Sublethal effects of niclosamide on the aquatic snail Pomacea canaliculata.

Pomacea canaliculata is a malignant invasive aquatic snail found worldwide, and niclosamide (NS) is one of the primary agents used for its control. NS applied to water will exist in non-lethal concentrations for some time due to degradation or water exchange, thus resulting in sublethal effects on environmental organisms. To identify sublethal effects of NS on Pomacea canaliculata, we studied the aspects of histopathology, oxygen-nitrogen ratio (RO∶N), enzyme activity determination, and gene expression. After LC30 NS treatment (0.310 g/L), many muscle fibers of the feet degenerated and some acinar vesicles of the hepatopancreas collapsed and dissolved. The oxygen-nitrogen ratio (RO∶N) decreased significantly from 15.0494 to 11.5183, indicating that NS had changed the metabolic mode of Pomacea canaliculata and shifted it primarily to protein catabolism. Transcriptome analysis identified the sublethal effects of LC30 NS on the snails at the transcriptional level. 386, 322, and 583 differentially expressed genes (DEGs) were identified in the hepatopancreas, gills, and feet, respectively. GO (Gene Ontology) functional analysis and KEGG (Kyoto Encyclopedia of Genes and Genomes) pathway annotations showed that DEGs in the hepatopancreas were mainly enriched for sugar metabolism, protein biosynthesis, immune response, and amino acid metabolism functional categories; DEGs in the gills were mainly enriched for ion transport and amino acid metabolism; DEGs in the feet were mainly enriched for transmembrane transport and inositol biosynthesis. In the future, we will perform functional validation of key genes to further explain the molecular mechanism of sublethal effects.

Validation of target protein PcnWAS in Pomacea canaliculata and screening of target-based molluscicidal compounds.

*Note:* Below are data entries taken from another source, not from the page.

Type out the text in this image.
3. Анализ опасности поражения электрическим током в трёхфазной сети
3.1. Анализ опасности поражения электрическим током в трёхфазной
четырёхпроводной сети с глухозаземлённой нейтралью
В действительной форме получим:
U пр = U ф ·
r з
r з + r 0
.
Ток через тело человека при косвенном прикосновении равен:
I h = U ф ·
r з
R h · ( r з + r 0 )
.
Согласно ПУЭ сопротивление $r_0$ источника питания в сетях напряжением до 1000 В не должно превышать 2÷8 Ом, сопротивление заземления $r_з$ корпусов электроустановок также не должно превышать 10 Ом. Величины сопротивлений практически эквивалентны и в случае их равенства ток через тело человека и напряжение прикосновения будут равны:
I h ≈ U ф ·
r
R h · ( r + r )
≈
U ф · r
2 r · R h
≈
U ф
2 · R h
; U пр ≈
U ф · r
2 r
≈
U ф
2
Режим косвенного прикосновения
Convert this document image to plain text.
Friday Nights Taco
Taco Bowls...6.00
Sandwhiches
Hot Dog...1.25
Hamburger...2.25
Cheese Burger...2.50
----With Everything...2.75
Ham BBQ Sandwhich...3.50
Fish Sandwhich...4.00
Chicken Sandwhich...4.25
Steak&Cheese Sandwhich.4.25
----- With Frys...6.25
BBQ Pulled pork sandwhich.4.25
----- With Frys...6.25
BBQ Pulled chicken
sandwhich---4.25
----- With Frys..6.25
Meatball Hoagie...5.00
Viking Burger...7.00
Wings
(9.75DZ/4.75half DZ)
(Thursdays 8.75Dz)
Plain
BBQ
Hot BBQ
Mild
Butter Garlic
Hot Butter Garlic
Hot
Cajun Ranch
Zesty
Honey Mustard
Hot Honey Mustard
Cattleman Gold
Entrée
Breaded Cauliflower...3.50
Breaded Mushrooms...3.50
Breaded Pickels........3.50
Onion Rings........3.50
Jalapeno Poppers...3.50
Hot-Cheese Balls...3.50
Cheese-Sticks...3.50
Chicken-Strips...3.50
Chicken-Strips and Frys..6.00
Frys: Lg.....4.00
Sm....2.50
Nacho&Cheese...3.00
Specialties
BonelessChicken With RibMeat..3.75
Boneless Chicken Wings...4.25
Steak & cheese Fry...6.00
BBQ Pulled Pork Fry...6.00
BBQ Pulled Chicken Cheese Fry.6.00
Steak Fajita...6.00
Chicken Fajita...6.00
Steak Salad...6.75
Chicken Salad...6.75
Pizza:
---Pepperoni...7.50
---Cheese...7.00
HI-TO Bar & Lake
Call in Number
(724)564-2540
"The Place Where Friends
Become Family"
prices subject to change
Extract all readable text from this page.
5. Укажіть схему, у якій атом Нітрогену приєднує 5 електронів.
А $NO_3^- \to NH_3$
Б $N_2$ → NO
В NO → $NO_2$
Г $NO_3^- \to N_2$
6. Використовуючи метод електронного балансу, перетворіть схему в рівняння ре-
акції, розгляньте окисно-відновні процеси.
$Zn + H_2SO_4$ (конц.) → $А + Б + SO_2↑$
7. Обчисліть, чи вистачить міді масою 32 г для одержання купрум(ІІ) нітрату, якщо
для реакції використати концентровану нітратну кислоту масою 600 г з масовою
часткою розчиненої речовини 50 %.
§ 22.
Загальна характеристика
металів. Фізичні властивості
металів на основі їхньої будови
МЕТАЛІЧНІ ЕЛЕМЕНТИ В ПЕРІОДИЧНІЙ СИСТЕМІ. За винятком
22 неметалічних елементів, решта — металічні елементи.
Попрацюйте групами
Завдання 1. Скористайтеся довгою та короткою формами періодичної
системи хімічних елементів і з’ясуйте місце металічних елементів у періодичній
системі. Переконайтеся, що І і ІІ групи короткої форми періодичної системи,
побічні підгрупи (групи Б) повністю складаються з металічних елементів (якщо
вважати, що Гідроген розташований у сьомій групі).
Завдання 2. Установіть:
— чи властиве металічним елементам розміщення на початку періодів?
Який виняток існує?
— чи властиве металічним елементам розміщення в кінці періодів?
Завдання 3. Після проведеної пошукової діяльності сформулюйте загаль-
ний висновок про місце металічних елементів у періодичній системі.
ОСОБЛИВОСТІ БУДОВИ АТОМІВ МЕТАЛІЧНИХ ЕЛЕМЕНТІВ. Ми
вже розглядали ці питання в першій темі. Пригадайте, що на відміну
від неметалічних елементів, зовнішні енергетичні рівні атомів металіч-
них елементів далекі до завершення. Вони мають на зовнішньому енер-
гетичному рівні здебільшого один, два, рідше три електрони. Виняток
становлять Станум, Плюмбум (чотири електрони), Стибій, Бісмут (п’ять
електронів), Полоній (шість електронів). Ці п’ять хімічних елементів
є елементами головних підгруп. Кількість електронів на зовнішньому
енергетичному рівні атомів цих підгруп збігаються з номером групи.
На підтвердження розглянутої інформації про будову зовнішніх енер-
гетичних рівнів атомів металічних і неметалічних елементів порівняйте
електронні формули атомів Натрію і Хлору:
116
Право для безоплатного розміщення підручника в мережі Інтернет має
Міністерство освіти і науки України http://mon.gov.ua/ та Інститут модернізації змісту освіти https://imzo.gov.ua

Virtual screening is an efficient way to obtain new drugs, which has become an important method in the field of pesticide research. Protein neural wiskott-Aldrich syndrome isoform X1 (PcnWAS) is a target protein that exists in the haemocytes of Pomacea canaliculata, and in this study, isothermal titration calorimetry (ITC) was used to evaluate the binding ability of protein PcnWAS and pedunsaponin A in vitro. Furthermore, it was set as a receptor, and the design of molluscicidal compounds based on protein PcnWAS was carried out. Results showed that, pedunsaponin A had high binding capacity with protein PcnWAS, and the binding constant (Ka) was 2.98 ± 1.74 × 10-4. A new potential molluscicidal compound thionicotinamide-adenine-dinucleotide (thionicotinamide-DPN) was obtained by virtual screening. In-vivo bioassay indicated that, the LC50 value was 57.7102 mg/L (72 h), and the oxygen consumption rate, ammonia excretion rate, oxygen nitrogen ratio and hemocyanin content of P. canaliculata declined after 60 mg/L thionicotinamide-DPN treated. Furthermore, the treatment of thionicotinamide-DPN also decreased gene expression level of protein PcnWAS. The results of ITC test showed that thionicotinamide-DPN can bind with protein PcnWAS efficiently, which means that it has the same target with pedunsaponin A when interacted with P. canaliculata. All the above results lay a foundation for the development of new molluscicides.